一読の価値あり「その日のまえに」
余命を宣告された主婦と夫、子供の「その日のまえ」「その日」「その日のあと」が淡々と描かれています。その前の4つの短編もそれぞれの「その日」を感じさせるものです。私は約2ヵ月の病院生活から退院した頃、この小説を読みました。「その日」を迎えるのが自分のことのように思え、ただただ号泣で読んでました。
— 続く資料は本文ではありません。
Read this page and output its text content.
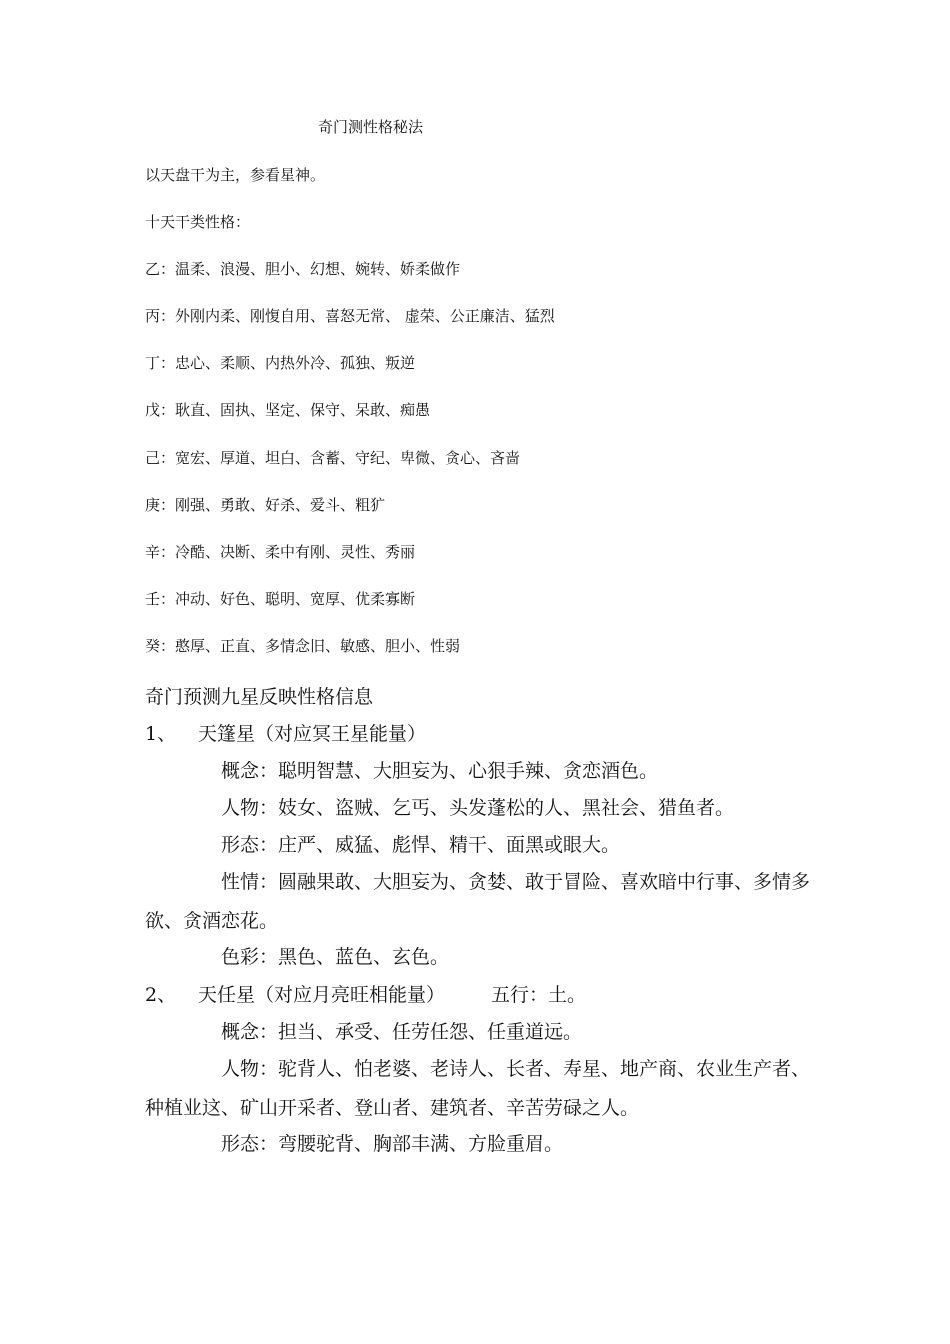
奇门测性格秘法
以天盘干为主，参看星神。
十天干类性格：
乙：温柔、浪漫、胆小、幻想、婉转、娇柔做作
丙：外刚内柔、刚愎自用、喜怒无常、 虚荣、公正廉洁、猛烈
丁：忠心、柔顺、内热外冷、孤独、叛逆
戊：耿直、固执、坚定、保守、呆敢、痴愚
己：宽宏、厚道、坦白、含蓄、守纪、卑微、贪心、吝啬
庚：刚强、勇敢、好杀、爱斗、粗犷
辛：冷酷、决断、柔中有刚、灵性、秀丽
壬：冲动、好色、聪明、宽厚、优柔寡断
癸：憨厚、正直、多情念旧、敏感、胆小、性弱
奇门预测九星反映性格信息
1、 天篷星（对应冥王星能量）
概念：聪明智慧、大胆妄为、心狠手辣、贪恋酒色。
人物：妓女、盗贼、乞丐、头发蓬松的人、黑社会、猎鱼者。
形态：庄严、威猛、彪悍、精干、面黑或眼大。
性情：圆融果敢、大胆妄为、贪婪、敢于冒险、喜欢暗中行事、多情多
欲、贪酒恋花。
色彩：黑色、蓝色、玄色。
2、 天任星（对应月亮旺相能量） 五行：土。
概念：担当、承受、任劳任怨、任重道远。
人物：驼背人、怕老婆、老诗人、长者、寿星、地产商、农业生产者、
种植业这、矿山开采者、登山者、建筑者、辛苦劳碌之人。
形态：弯腰驼背、胸部丰满、方脸重眉。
残される子供はどうなるのだろう? まだまだ成長を見ていたいのに。どんな素敵な大人になるのかしら。まだまだ伝えたいことがいっぱいあるのに。子供にも夫にも、私の笑顔を残せるように、いっぱい思い出を作りたいのに……。
昨日、読み返して見ました。子供も成人し、私も元気に生活している今は冷静に客観的に読めますが、それでも涙腺が緩んでしまうことに変わりありません。感じ方は読者の年齢、立場によって様々だとは思いますが、絶対、一読の価値ありです。
そして思うのは「その日」は予告なく突然やってくるかもしれないのです。今日が「その日のまえ」かもしれないのです。あらためて悔いのない日々を送らなくては、と思います。
今朝、主人に「いってらっしゃい」をいいながら、思わずハイタッチをしてしまったのは、「今日も一日元気でね。いつもありがとう。」の気持ちがこもっていたのかもしれません。